In late 1936 I got married. My husband Peretz Freidkin was born in 1910 in Kalinindorf, a Jewish colony in Kherson region. His parents Zalman Berl and Rasia Freidkins also dealt in farming. Besides, my father-in-law was a shoemaker and it made his additional earnings. My husband's family was a traditional Jewish family. He studied in cheder and then finished a Jewish elementary school. He also finished the Agricultural College in Kherson and became a zootechnician. After the wedding we lived in a small room of a three-apartment house in the 17th site. Our co-tenants were few other newly wed couples. We had a common kitchen and 'comforts' in the yard. Then we moved to the Jewish colony of Seidemenucha where I got a job assignment from the regional department of education half a year later. My husband worked as a zootechnician there as well. In 1937 our son was born. I named him Mikhail, by the first letter of my mother's name. After our son was born we moved to my husband's parents in Kalinindorf. We had a good life together. My husband's parents had a nice big house and a garden. I worked at school. We hired a baby sitter for my son and my mother-in-law was helping me. She observed Jewish traditions. On Saturday our Ukrainian neighbor came to set the table for our family and feed our livestock. My mother-in-law made matzah and we celebrated Pesach. We usually spent vacations with my husband's sister Tsylia in Kherson where she lived with her husband and two daughters: Yenia and Genia. Tsylia and I became friends, though she was significantly older than me.

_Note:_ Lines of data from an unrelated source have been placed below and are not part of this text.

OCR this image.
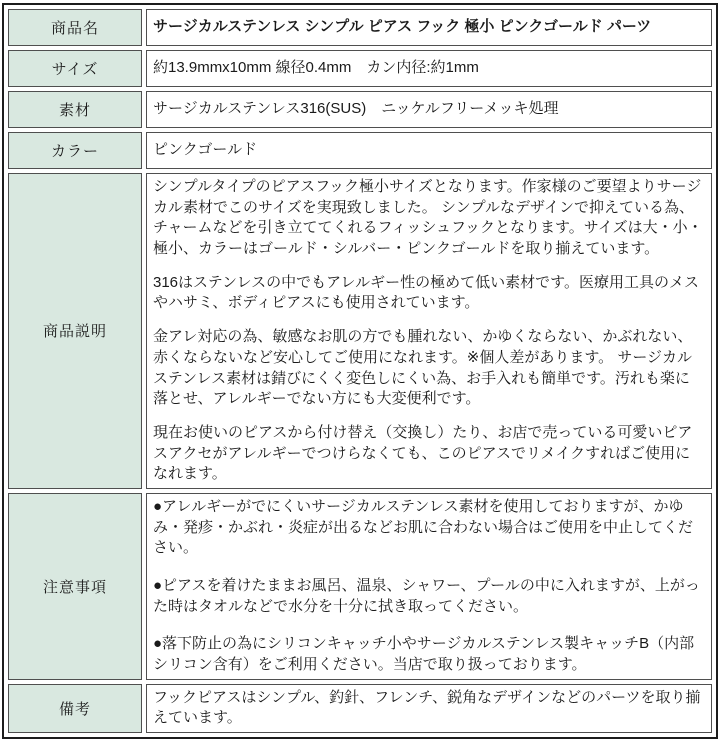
商品名	サージカルステンレス シンプル ピアス フック 極小 ピンクゴールド パーツ
サイズ	約13.9mmx10mm 線径0.4mm　カン内径:約1mm
素材	サージカルステンレス316(SUS)　ニッケルフリーメッキ処理
カラー	ピンクゴールド
商品説明	シンプルタイプのピアスフック極小サイズとなります。作家様のご要望よりサージカル素材でこのサイズを実現致しました。 シンプルなデザインで抑えている為、チャームなどを引き立ててくれるフィッシュフックとなります。サイズは大・小・極小、カラーはゴールド・シルバー・ピンクゴールドを取り揃えています。

316はステンレスの中でもアレルギー性の極めて低い素材です。医療用工具のメスやハサミ、ボディピアスにも使用されています。

金アレ対応の為、敏感なお肌の方でも腫れない、かゆくならない、かぶれない、赤くならないなど安心してご使用になれます。※個人差があります。 サージカルステンレス素材は錆びにくく変色しにくい為、お手入れも簡単です。汚れも楽に落とせ、アレルギーでない方にも大変便利です。

現在お使いのピアスから付け替え（交換し）たり、お店で売っている可愛いピアスアクセがアレルギーでつけらなくても、このピアスでリメイクすればご使用になれます。

注意事項	●アレルギーがでにくいサージカルステンレス素材を使用しておりますが、かゆみ・発疹・かぶれ・炎症が出るなどお肌に合わない場合はご使用を中止してください。

●ピアスを着けたままお風呂、温泉、シャワー、プールの中に入れますが、上がった時はタオルなどで水分を十分に拭き取ってください。

●落下防止の為にシリコンキャッチ小やサージカルステンレス製キャッチB（内部シリコン含有）をご利用ください。当店で取り扱っております。

備考	フックピアスはシンプル、釣針、フレンチ、鋭角なデザインなどのパーツを取り揃えています。
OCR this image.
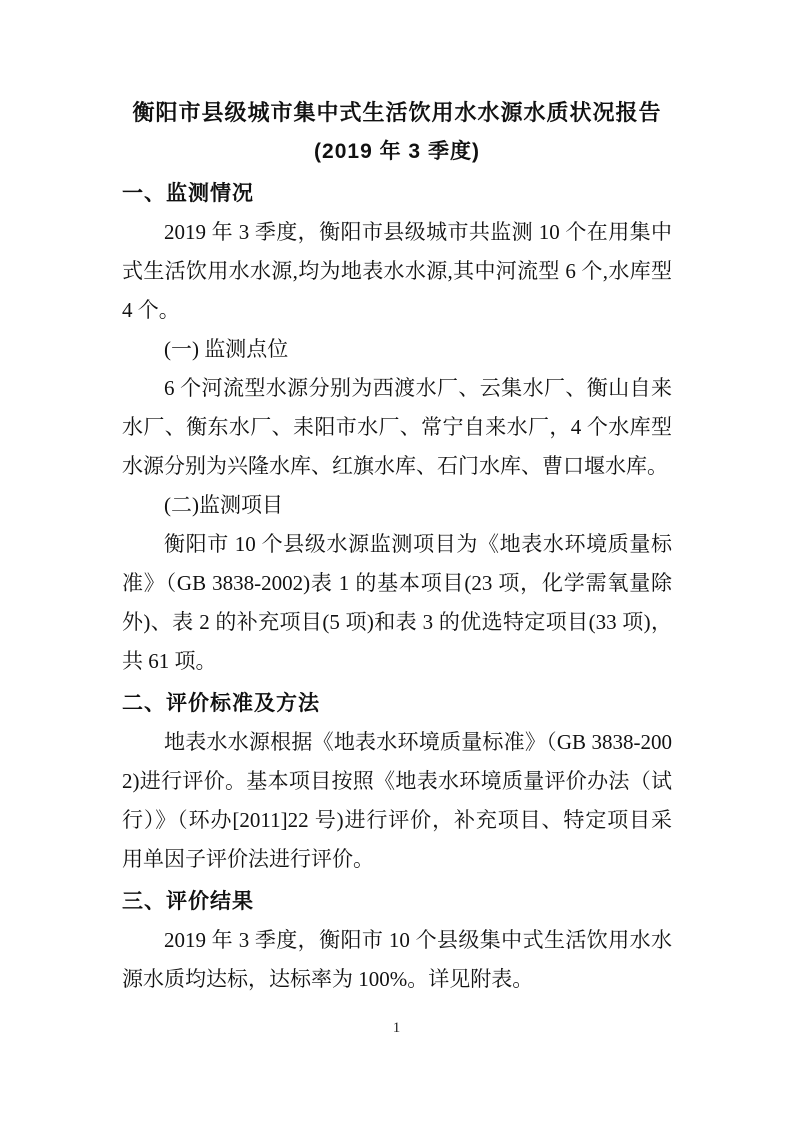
衡阳市县级城市集中式生活饮用水水源水质状况报告
(2019 年 3 季度)
一、监测情况

2019 年 3 季度，衡阳市县级城市共监测 10 个在用集中式生活饮用水水源,均为地表水水源,其中河流型 6 个,水库型 4 个。

(一) 监测点位

6 个河流型水源分别为西渡水厂、云集水厂、衡山自来水厂、衡东水厂、耒阳市水厂、常宁自来水厂，4 个水库型水源分别为兴隆水库、红旗水库、石门水库、曹口堰水库。

(二)监测项目

衡阳市 10 个县级水源监测项目为《地表水环境质量标准》（GB 3838-2002)表 1 的基本项目(23 项，化学需氧量除外)、表 2 的补充项目(5 项)和表 3 的优选特定项目(33 项)，共 61 项。

二、评价标准及方法

地表水水源根据《地表水环境质量标准》（GB 3838-2002)进行评价。基本项目按照《地表水环境质量评价办法（试行）》（环办[2011]22 号)进行评价，补充项目、特定项目采用单因子评价法进行评价。

三、评价结果

2019 年 3 季度，衡阳市 10 个县级集中式生活饮用水水源水质均达标，达标率为 100%。详见附表。

1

My husband was a zootechnician in the kolkhoz 'The way to communism'. It was a very rich Jewish kolkhoz, a 'millionaire', adjoining to Kalinindorf. It was an advanced kolkhoz in the district, and in the late 1930s my husband and his crew were invited to the Exhibition of Achievements of Public Economy in Moscow. He took his pedigree cows and bulls to the exhibition and received a diploma for participation in the exhibition. I still keep this diploma and the photograph of my husband's crew at the Exhibition in the fair memory of Peretz. He perished on the front in 1941.